Pour remplir l’objectif de l’OMS et vacciner 20% de la population de chaque pays, il faudrait produire 2 milliards de doses en une année. Une telle ambition réclame des capacités industrielles pharaoniques, partout dans le monde. Peu de pays les ont. Certains ont les capacités industrielles mais n’ont pas de capacités de conception (pas de laboratoire pharmaceutique victorieux dans la mise au point d’un candidat vaccin). Ces contraintes ont motivé le tissage de nouvelles alliances. La Chine et la Russie, en particulier, dont les découvertes vaccinales occupent peu le terrain médiatique dans nos pays occidentaux, s’engagent dans de très nombreux partenariats à travers le monde. Ces deux pays ont compris que ceux qui contrôlent la distribution des vaccins gagneront en puissance dans le ballet géopolitique futur.

La Russie, dont le vaccin a été baptisé Spoutnik-V en référence au satellite soviétique mis en orbite en 1957 - coiffant au poteau les Américains, conduit des tests en Biélorussie, et a signé des contrats avec l’Inde, le Brésil, la Corée du Sud et même la Chine pour produire son vaccin massivement.

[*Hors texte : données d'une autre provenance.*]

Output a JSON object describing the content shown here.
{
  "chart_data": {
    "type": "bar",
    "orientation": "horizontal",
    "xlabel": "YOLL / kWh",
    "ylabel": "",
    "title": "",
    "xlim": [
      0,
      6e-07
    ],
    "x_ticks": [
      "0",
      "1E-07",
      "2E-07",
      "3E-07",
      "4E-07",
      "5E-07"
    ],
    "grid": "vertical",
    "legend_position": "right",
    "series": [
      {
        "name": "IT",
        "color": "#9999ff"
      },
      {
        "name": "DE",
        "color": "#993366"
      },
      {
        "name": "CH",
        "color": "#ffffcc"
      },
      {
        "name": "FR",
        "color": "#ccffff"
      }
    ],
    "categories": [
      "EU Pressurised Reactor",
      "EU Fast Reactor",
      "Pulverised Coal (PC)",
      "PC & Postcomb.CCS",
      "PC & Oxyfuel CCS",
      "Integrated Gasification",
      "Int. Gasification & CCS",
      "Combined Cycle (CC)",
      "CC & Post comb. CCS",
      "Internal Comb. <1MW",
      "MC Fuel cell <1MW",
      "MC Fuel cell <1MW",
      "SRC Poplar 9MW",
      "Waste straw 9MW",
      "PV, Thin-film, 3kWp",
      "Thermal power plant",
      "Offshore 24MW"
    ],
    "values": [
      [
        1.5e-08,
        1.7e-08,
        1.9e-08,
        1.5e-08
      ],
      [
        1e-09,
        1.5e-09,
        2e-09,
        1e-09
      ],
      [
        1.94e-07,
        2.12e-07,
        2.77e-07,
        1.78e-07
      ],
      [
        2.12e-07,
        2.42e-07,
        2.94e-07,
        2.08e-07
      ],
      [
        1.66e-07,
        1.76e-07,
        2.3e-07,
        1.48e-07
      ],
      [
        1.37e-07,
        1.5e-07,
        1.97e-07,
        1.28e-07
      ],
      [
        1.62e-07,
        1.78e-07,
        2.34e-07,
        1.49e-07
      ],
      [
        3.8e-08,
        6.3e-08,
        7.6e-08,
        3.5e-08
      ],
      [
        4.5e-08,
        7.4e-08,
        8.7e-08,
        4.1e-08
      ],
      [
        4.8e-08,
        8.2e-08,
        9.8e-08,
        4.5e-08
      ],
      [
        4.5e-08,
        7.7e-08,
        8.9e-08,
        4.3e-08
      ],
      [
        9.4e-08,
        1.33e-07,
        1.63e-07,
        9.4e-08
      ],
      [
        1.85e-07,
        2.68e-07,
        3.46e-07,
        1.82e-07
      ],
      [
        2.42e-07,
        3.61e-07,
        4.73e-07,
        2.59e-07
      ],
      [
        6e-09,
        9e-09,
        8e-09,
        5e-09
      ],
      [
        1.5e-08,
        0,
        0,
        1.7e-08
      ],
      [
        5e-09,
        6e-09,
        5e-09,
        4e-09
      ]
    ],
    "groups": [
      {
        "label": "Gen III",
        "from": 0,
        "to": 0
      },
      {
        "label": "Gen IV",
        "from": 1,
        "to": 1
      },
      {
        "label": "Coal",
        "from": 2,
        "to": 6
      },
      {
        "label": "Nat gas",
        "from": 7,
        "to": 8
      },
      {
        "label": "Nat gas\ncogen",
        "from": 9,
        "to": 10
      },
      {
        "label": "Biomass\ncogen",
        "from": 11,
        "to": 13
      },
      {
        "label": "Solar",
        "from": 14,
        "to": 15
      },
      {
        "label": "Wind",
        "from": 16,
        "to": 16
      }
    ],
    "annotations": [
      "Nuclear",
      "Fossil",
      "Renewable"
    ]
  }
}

Le président Vladimir Poutine avait lui-même annoncé dès août l’efficacité de Spoutnik-V, vantant même une “efficacité durable”, bien que celui-ci n’avait pas encore commencé les essais cliniques à grande échelle. Cette opération avait suscité la méfiance de la communauté scientifique et des pays occidentaux, mais avait convaincu certains pays de passer des précommandes. La Hongrie, pays en opposition ostensible avec l’Union européenne sur bien des sujets (budget, état de droit, politique migratoire...) figure parmi eux, bien que 7% seulement de ses ressortissants se sont déclarés prêts à se faire inoculer le vaccin Spoutnik-V.

Contrairement à la Russie, la Chine s’est engagée à participer au mécanisme COVAX (tardivement : en octobre du gouvernement chinois laissent entendre que le pays attendrait des faveurs politiques en l’échange du vaccin. En outre, les résultats des essais cliniques ne proviennent que de sources officielles (gouvernementales, ou de la presse officielle) : les autorités compétentes refusent de répondre à des enquêtes, y compris lorsqu’elles émanent de scientifiques.

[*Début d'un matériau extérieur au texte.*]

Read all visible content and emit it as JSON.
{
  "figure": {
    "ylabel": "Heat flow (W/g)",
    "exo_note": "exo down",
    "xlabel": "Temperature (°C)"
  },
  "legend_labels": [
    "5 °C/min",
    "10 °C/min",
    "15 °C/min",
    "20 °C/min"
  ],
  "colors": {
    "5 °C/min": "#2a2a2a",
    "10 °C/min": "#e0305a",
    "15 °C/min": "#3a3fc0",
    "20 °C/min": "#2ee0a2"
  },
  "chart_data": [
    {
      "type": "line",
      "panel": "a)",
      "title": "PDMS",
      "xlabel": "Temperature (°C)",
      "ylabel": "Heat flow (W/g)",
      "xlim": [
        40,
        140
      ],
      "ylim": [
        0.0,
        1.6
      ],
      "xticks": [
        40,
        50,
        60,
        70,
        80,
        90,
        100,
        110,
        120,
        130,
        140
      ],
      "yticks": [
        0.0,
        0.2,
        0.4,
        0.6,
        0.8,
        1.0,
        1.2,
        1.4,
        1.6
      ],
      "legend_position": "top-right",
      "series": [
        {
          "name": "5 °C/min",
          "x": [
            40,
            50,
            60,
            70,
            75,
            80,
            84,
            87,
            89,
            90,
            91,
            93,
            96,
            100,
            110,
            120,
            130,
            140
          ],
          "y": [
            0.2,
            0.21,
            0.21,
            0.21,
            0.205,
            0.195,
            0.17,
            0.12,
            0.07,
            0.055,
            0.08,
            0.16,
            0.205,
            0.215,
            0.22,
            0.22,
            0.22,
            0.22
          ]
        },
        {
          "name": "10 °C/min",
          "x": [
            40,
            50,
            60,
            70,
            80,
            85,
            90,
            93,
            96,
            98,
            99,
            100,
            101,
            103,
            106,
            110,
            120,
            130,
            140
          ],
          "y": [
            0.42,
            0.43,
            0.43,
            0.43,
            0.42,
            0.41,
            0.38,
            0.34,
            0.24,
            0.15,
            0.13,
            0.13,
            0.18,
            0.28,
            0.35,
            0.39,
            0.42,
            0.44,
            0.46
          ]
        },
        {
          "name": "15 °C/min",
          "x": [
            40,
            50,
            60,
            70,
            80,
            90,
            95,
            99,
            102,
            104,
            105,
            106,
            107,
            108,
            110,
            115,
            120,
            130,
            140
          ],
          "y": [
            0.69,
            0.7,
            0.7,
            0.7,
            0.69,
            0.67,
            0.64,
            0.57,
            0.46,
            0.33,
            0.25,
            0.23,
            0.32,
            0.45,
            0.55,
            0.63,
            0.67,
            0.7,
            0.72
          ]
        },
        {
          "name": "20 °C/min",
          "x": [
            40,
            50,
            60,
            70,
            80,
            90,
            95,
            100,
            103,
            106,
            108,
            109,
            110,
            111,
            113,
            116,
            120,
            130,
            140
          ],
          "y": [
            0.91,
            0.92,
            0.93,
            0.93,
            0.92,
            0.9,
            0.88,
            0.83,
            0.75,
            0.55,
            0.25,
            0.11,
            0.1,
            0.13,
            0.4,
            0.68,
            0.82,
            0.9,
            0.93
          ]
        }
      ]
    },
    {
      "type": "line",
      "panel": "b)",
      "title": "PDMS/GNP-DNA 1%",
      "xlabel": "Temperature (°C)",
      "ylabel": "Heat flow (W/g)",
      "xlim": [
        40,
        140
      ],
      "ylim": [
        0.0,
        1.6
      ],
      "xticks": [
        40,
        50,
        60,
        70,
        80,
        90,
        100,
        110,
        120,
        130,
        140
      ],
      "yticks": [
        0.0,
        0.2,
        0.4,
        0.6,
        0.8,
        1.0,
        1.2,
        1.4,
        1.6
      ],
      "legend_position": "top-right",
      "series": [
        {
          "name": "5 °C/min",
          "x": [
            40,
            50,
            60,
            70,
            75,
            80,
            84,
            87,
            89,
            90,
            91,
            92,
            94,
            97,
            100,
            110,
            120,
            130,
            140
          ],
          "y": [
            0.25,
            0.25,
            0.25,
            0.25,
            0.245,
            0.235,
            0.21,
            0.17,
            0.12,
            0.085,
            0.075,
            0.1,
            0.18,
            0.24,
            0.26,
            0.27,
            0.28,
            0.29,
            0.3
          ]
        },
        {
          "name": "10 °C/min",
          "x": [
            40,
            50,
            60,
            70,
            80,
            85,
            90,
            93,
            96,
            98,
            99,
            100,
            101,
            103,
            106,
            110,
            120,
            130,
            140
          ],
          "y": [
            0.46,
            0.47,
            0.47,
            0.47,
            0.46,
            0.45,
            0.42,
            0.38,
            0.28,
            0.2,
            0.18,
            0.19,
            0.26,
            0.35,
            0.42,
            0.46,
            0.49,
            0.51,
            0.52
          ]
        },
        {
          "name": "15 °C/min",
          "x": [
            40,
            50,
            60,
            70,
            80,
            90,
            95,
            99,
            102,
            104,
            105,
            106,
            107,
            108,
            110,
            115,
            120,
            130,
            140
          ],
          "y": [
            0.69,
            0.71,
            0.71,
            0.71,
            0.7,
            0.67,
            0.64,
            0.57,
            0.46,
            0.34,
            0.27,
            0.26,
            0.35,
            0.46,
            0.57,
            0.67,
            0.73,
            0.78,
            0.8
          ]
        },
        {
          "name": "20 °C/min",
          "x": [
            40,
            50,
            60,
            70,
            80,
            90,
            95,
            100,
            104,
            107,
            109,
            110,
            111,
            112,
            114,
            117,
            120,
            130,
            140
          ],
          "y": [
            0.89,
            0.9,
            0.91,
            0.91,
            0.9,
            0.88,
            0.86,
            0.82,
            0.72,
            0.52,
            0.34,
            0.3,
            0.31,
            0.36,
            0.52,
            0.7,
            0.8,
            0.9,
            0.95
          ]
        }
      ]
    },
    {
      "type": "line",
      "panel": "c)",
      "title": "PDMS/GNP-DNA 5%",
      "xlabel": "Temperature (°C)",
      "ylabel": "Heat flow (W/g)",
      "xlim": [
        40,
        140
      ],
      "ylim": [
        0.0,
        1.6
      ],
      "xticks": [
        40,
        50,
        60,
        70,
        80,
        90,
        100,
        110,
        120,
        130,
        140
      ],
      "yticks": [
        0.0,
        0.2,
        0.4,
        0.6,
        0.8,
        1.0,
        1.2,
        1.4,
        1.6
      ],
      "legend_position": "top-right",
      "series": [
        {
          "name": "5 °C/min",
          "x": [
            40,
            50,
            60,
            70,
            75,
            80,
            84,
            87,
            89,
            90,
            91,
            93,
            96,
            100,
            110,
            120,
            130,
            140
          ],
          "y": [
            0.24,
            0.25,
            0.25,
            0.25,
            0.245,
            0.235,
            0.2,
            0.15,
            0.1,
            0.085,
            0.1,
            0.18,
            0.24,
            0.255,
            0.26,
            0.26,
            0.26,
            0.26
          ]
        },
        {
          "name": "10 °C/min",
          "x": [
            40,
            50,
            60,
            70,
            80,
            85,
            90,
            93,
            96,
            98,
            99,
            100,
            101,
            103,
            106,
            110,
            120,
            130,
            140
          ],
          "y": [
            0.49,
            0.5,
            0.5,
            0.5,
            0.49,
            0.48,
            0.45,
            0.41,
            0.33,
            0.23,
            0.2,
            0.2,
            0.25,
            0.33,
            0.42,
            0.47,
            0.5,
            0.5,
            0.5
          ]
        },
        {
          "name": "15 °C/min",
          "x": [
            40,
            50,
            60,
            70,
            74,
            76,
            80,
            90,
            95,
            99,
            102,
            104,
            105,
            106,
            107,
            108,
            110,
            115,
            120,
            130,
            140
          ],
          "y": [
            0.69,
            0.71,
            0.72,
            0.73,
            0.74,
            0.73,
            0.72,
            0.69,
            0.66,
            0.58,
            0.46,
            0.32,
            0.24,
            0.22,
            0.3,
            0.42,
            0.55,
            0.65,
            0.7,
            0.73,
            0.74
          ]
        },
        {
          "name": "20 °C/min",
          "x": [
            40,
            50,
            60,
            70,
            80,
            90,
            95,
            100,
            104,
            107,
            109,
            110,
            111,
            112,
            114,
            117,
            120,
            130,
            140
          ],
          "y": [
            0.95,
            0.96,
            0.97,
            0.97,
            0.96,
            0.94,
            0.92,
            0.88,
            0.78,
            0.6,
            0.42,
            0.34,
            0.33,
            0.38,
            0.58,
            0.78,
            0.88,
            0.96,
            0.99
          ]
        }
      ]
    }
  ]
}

Bien que ces accords permettront à des pays d’accéder à des vaccins, l’Union européenne, comme l’OMS, recommande de favoriser le passage par des accords multilatéraux, par le programme COVAX donc, pour faciliter une répartition plus équitable entre tous, et motiver les choix politiques par des raisons de santé publique.

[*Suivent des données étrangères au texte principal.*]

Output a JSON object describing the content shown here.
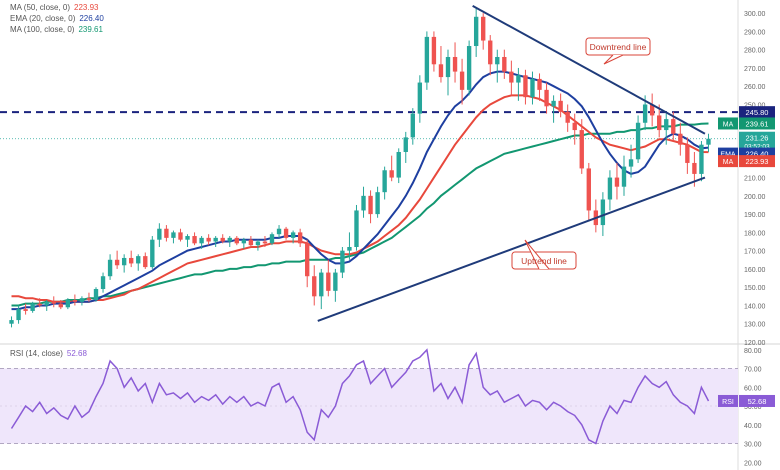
{
  "colors": {
    "up": "#26a69a",
    "down": "#ef5350",
    "ma50": "#e8483c",
    "ema20": "#1e3fa0",
    "ma100": "#129771",
    "trend": "#1f3b7a",
    "rsi": "#8a5bd6",
    "rsiband": "#efe6fb"
  },
  "legend": {
    "ma50": {
      "label": "MA (50, close, 0)",
      "value": "223.93"
    },
    "ema20": {
      "label": "EMA (20, close, 0)",
      "value": "226.40"
    },
    "ma100": {
      "label": "MA (100, close, 0)",
      "value": "239.61"
    },
    "rsi": {
      "label": "RSI (14, close)",
      "value": "52.68"
    }
  },
  "annotations": {
    "downtrend": "Downtrend line",
    "uptrend": "Uptrend line"
  },
  "badges": {
    "resistance": "245.80",
    "ma100": {
      "tag": "MA",
      "value": "239.61"
    },
    "price": {
      "value": "231.26",
      "countdown": "03:52:03"
    },
    "ema20": {
      "tag": "EMA",
      "value": "226.40"
    },
    "ma50": {
      "tag": "MA",
      "value": "223.93"
    },
    "rsi": {
      "tag": "RSI",
      "value": "52.68"
    }
  },
  "chart_data": [
    {
      "type": "candlestick",
      "y_axis_ticks": [
        300,
        290,
        280,
        270,
        260,
        250,
        240,
        230,
        220,
        210,
        200,
        190,
        180,
        170,
        160,
        150,
        140,
        130,
        120
      ],
      "ylim": [
        120,
        305
      ],
      "horizontal_level": 245.8,
      "ohlc": [
        [
          130,
          134,
          128,
          132
        ],
        [
          132,
          140,
          130,
          138
        ],
        [
          138,
          141,
          135,
          137
        ],
        [
          137,
          142,
          136,
          141
        ],
        [
          141,
          144,
          139,
          140
        ],
        [
          140,
          143,
          137,
          142
        ],
        [
          142,
          145,
          139,
          141
        ],
        [
          141,
          143,
          138,
          139
        ],
        [
          139,
          144,
          138,
          143
        ],
        [
          143,
          146,
          140,
          142
        ],
        [
          142,
          145,
          140,
          144
        ],
        [
          144,
          147,
          142,
          143
        ],
        [
          143,
          150,
          142,
          149
        ],
        [
          149,
          158,
          147,
          156
        ],
        [
          156,
          168,
          154,
          165
        ],
        [
          165,
          170,
          160,
          162
        ],
        [
          162,
          168,
          158,
          166
        ],
        [
          166,
          170,
          161,
          163
        ],
        [
          163,
          168,
          159,
          167
        ],
        [
          167,
          169,
          160,
          161
        ],
        [
          161,
          178,
          160,
          176
        ],
        [
          176,
          185,
          172,
          182
        ],
        [
          182,
          184,
          175,
          177
        ],
        [
          177,
          181,
          174,
          180
        ],
        [
          180,
          182,
          175,
          176
        ],
        [
          176,
          179,
          172,
          178
        ],
        [
          178,
          180,
          173,
          174
        ],
        [
          174,
          178,
          171,
          177
        ],
        [
          177,
          179,
          173,
          175
        ],
        [
          175,
          178,
          172,
          177
        ],
        [
          177,
          179,
          174,
          175
        ],
        [
          175,
          178,
          172,
          177
        ],
        [
          177,
          178,
          173,
          174
        ],
        [
          174,
          177,
          171,
          176
        ],
        [
          176,
          178,
          172,
          173
        ],
        [
          173,
          176,
          170,
          175
        ],
        [
          175,
          178,
          172,
          174
        ],
        [
          174,
          180,
          173,
          179
        ],
        [
          179,
          184,
          177,
          182
        ],
        [
          182,
          183,
          176,
          177
        ],
        [
          177,
          181,
          174,
          180
        ],
        [
          180,
          182,
          172,
          174
        ],
        [
          174,
          176,
          150,
          156
        ],
        [
          156,
          162,
          140,
          145
        ],
        [
          145,
          160,
          138,
          158
        ],
        [
          158,
          165,
          145,
          148
        ],
        [
          148,
          160,
          142,
          158
        ],
        [
          158,
          172,
          155,
          170
        ],
        [
          170,
          180,
          165,
          172
        ],
        [
          172,
          195,
          170,
          192
        ],
        [
          192,
          205,
          188,
          200
        ],
        [
          200,
          203,
          185,
          190
        ],
        [
          190,
          205,
          188,
          202
        ],
        [
          202,
          216,
          198,
          214
        ],
        [
          214,
          222,
          208,
          210
        ],
        [
          210,
          226,
          207,
          224
        ],
        [
          224,
          235,
          218,
          232
        ],
        [
          232,
          248,
          228,
          245
        ],
        [
          245,
          266,
          240,
          262
        ],
        [
          262,
          290,
          258,
          287
        ],
        [
          287,
          290,
          268,
          272
        ],
        [
          272,
          282,
          262,
          265
        ],
        [
          265,
          280,
          255,
          276
        ],
        [
          276,
          284,
          262,
          268
        ],
        [
          268,
          275,
          250,
          258
        ],
        [
          258,
          285,
          255,
          282
        ],
        [
          282,
          303,
          276,
          298
        ],
        [
          298,
          300,
          280,
          285
        ],
        [
          285,
          288,
          266,
          272
        ],
        [
          272,
          280,
          262,
          276
        ],
        [
          276,
          280,
          264,
          268
        ],
        [
          268,
          274,
          255,
          262
        ],
        [
          262,
          270,
          252,
          266
        ],
        [
          266,
          269,
          250,
          254
        ],
        [
          254,
          268,
          250,
          264
        ],
        [
          264,
          267,
          252,
          258
        ],
        [
          258,
          262,
          245,
          249
        ],
        [
          249,
          255,
          240,
          252
        ],
        [
          252,
          256,
          243,
          246
        ],
        [
          246,
          250,
          235,
          240
        ],
        [
          240,
          245,
          228,
          236
        ],
        [
          236,
          242,
          212,
          215
        ],
        [
          215,
          218,
          186,
          192
        ],
        [
          192,
          198,
          180,
          184
        ],
        [
          184,
          202,
          178,
          198
        ],
        [
          198,
          214,
          192,
          210
        ],
        [
          210,
          218,
          198,
          205
        ],
        [
          205,
          222,
          200,
          216
        ],
        [
          216,
          228,
          210,
          220
        ],
        [
          220,
          244,
          218,
          240
        ],
        [
          240,
          255,
          236,
          250
        ],
        [
          250,
          256,
          238,
          244
        ],
        [
          244,
          250,
          232,
          236
        ],
        [
          236,
          245,
          228,
          242
        ],
        [
          242,
          246,
          230,
          234
        ],
        [
          234,
          240,
          222,
          228
        ],
        [
          228,
          232,
          212,
          218
        ],
        [
          218,
          224,
          205,
          212
        ],
        [
          212,
          230,
          208,
          228
        ],
        [
          228,
          234,
          224,
          231.26
        ]
      ],
      "ma20": [
        138,
        138,
        139,
        139,
        140,
        140,
        141,
        141,
        141,
        142,
        142,
        142,
        143,
        145,
        147,
        149,
        151,
        153,
        155,
        157,
        159,
        162,
        164,
        166,
        168,
        170,
        171,
        172,
        173,
        174,
        175,
        175,
        176,
        176,
        176,
        176,
        176,
        177,
        177,
        178,
        178,
        178,
        176,
        172,
        168,
        165,
        163,
        163,
        164,
        167,
        171,
        175,
        179,
        184,
        189,
        194,
        200,
        207,
        215,
        224,
        231,
        238,
        244,
        249,
        252,
        256,
        261,
        265,
        267,
        268,
        268,
        267,
        266,
        265,
        264,
        263,
        262,
        260,
        258,
        256,
        253,
        249,
        243,
        236,
        229,
        223,
        218,
        214,
        212,
        213,
        216,
        222,
        228,
        232,
        234,
        233,
        231,
        228,
        226,
        226.4
      ],
      "ma50": [
        145,
        145,
        144,
        144,
        143,
        143,
        142,
        142,
        142,
        142,
        142,
        142,
        143,
        143,
        144,
        145,
        146,
        148,
        149,
        151,
        153,
        155,
        157,
        159,
        161,
        163,
        164,
        165,
        166,
        167,
        168,
        169,
        170,
        171,
        172,
        172,
        173,
        174,
        174,
        175,
        175,
        175,
        174,
        172,
        170,
        169,
        168,
        168,
        168,
        169,
        171,
        173,
        175,
        178,
        181,
        184,
        188,
        193,
        198,
        204,
        210,
        216,
        222,
        228,
        233,
        238,
        243,
        247,
        250,
        252,
        254,
        255,
        255,
        255,
        254,
        253,
        251,
        249,
        247,
        244,
        241,
        238,
        235,
        232,
        230,
        228,
        227,
        226,
        225,
        226,
        227,
        229,
        231,
        231,
        230,
        229,
        228,
        226,
        224,
        223.93
      ],
      "ma100": [
        140,
        140,
        141,
        141,
        141,
        142,
        142,
        142,
        143,
        143,
        143,
        144,
        144,
        145,
        145,
        146,
        147,
        148,
        149,
        150,
        151,
        152,
        153,
        154,
        155,
        156,
        157,
        157,
        158,
        159,
        159,
        160,
        160,
        161,
        161,
        162,
        162,
        163,
        163,
        164,
        164,
        164,
        165,
        165,
        165,
        165,
        166,
        166,
        167,
        168,
        169,
        171,
        173,
        175,
        177,
        180,
        183,
        186,
        189,
        193,
        196,
        200,
        203,
        206,
        209,
        212,
        215,
        217,
        219,
        221,
        223,
        224,
        225,
        226,
        227,
        228,
        229,
        230,
        231,
        232,
        233,
        233,
        234,
        234,
        234,
        234,
        235,
        235,
        236,
        236,
        237,
        237,
        238,
        238,
        238,
        239,
        239,
        239,
        239.5,
        239.61
      ],
      "uptrend_line": {
        "x1": 44,
        "y1": 131.5,
        "x2": 99,
        "y2": 210
      },
      "downtrend_line": {
        "x1": 66,
        "y1": 304,
        "x2": 99,
        "y2": 234
      }
    },
    {
      "type": "line",
      "name": "RSI (14, close)",
      "y_axis_ticks": [
        80,
        70,
        60,
        50,
        40,
        30,
        20
      ],
      "ylim": [
        18,
        82
      ],
      "band": [
        30,
        70
      ],
      "midline": 50,
      "values": [
        38,
        44,
        50,
        47,
        52,
        46,
        49,
        45,
        43,
        50,
        44,
        47,
        55,
        62,
        74,
        70,
        60,
        65,
        58,
        62,
        52,
        62,
        56,
        57,
        54,
        57,
        52,
        55,
        53,
        56,
        51,
        55,
        52,
        55,
        50,
        52,
        50,
        60,
        62,
        52,
        55,
        48,
        36,
        32,
        48,
        44,
        50,
        62,
        66,
        72,
        74,
        62,
        66,
        70,
        60,
        64,
        68,
        74,
        76,
        80,
        58,
        62,
        54,
        60,
        52,
        72,
        78,
        60,
        56,
        58,
        52,
        54,
        56,
        50,
        53,
        52,
        48,
        52,
        50,
        47,
        45,
        40,
        32,
        30,
        42,
        50,
        46,
        53,
        52,
        60,
        66,
        62,
        60,
        63,
        56,
        52,
        50,
        46,
        60,
        52.68
      ]
    }
  ]
}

L’OMS exhorte, le G20 s’engage, Angela Merkel s’inquiète

Le sommet réunissant les 20 plus grandes puissances mondiales s’est tenu les 21 et 22 novembre dernier, sous la présidence de l’Arabie Saoudite, dans un format virtuel. Alors que les Nations Unies craignent la domination d’un nationalisme vaccinal, et préconisent pour atteindre l’objectif qu’ils ont fixé, d’engager 4,2 milliards de dollars supplémentaires au programme ACT-Accelerator pour garantir un accès équitable au vaccin, le G20 s’est clôt sur une déclaration volontariste, certes, mais convenue : « Nous ne reculerons devant aucun effort ». Ils promettent de combler les financements manquants, sans plus de détails ni mention des fameux et urgents 4,2 milliards d’euros. Angela Merkel, qui célébrait également ses 15 années à la tête de la chancellerie allemande, faisait part de son inquiétude : « Nous allons maintenant voir avec l’Alliance du vaccin (Gavi) quand ces négociations vont commencer, parce que je suis inquiète que rien n’ait été encore fait », indiquait-elle à l’issue du sommet, puis après avoir rappelé les 500 millions d’euros promis par la Commission européenne au mécanisme COVAX a conclu « Le plus important pour moi est que Covax entame les négociations avec les fabricants de vaccins en utilisant l’argent qu’il a déjà collecté ».